W odniesieniu do stanowisk sędziowskich w Sądzie Apelacyjnym w Łodzi chodzi o uchwałę, którą  KRS podjęła 11 października 2018 r. Wywołała ona krytykę ze strony Zgromadzenia Przedstawicieli Sędziów Apelacji Łódzkiej, które w przyjętej 22 października ubiegłego roku uchwale wyraziło "najwyższe oburzenie przebiegiem procedury opiniowania przez KRS kandydatów na sędziów sądów apelacyjnych, okręgowych i rejonowych apelacji łódzkiej". - W trakcie tej procedury wielokrotnie pomijano względy merytoryczne, dotyczące poszczególnych kandydatów, nie brano pod uwagę opinii wizytatorów, kolegiów poszczególnych sądów oraz głosowań zgromadzeń sędziów. Wiele rekomendacji miało jednoznacznie polityczny charakter - uznali wtedy łódzcy sędziowie.

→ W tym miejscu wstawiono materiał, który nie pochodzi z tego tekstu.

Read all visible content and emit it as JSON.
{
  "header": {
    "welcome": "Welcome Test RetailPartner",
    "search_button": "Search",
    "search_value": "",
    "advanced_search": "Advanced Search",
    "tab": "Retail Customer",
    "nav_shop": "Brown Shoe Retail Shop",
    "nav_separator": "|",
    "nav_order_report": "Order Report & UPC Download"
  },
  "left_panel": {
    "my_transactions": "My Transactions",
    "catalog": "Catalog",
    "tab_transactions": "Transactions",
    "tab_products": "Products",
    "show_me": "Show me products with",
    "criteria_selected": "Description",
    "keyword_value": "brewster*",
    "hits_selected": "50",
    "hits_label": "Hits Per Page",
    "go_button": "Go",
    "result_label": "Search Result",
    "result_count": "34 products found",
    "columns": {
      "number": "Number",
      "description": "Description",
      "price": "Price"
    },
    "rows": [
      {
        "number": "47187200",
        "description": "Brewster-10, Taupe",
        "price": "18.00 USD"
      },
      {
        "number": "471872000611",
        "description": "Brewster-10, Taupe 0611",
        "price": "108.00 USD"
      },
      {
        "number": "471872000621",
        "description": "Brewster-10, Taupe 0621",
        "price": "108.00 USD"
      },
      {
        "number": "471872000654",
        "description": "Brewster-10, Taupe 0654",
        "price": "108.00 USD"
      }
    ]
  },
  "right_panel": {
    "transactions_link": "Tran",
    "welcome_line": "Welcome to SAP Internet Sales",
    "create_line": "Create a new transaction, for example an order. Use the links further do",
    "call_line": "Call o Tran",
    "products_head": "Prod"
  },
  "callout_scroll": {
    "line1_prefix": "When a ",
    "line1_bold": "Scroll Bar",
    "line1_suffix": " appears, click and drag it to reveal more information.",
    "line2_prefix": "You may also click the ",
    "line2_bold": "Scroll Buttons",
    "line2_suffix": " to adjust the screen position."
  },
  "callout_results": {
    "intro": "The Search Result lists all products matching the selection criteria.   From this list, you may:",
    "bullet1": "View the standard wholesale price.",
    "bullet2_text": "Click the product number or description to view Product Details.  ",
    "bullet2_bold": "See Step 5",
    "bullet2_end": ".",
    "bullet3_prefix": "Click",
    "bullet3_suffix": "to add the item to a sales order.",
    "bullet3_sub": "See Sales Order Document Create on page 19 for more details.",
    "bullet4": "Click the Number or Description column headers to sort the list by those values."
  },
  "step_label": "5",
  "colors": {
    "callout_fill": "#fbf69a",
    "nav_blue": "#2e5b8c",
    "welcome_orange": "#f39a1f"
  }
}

Czytaj: Sędziowie SN pytają, czy mogą orzekać z sędzią wskazanym przez nową KRS>>
 

Izba Kontroli Nadzwyczajnej i Spraw Publicznych rozpoznała 29 marca sześć odwołań od uchwały KRS w przedmiocie przedstawienia wniosku o powołanie do pełnienia urzędu na cztery z siedmiu stanowisk sędziego w Sądzie Apelacyjnym w Łodzi. - Sąd Najwyższy uwzględnił wszystkie odwołania, uchylił uchwałę w zaskarżonej części i przekazał sprawę w tym zakresie KRS do ponownego rozpatrzenia - czytamy w komunikacie.

Izba Kontroli SN uwzględniła też odwołanie od uchwały KRS ws. powołania na dwa stanowiska sędziego w Sądzie Rejonowym w Mławie. Tę sprawę KRS również ma rozpoznać ponownie.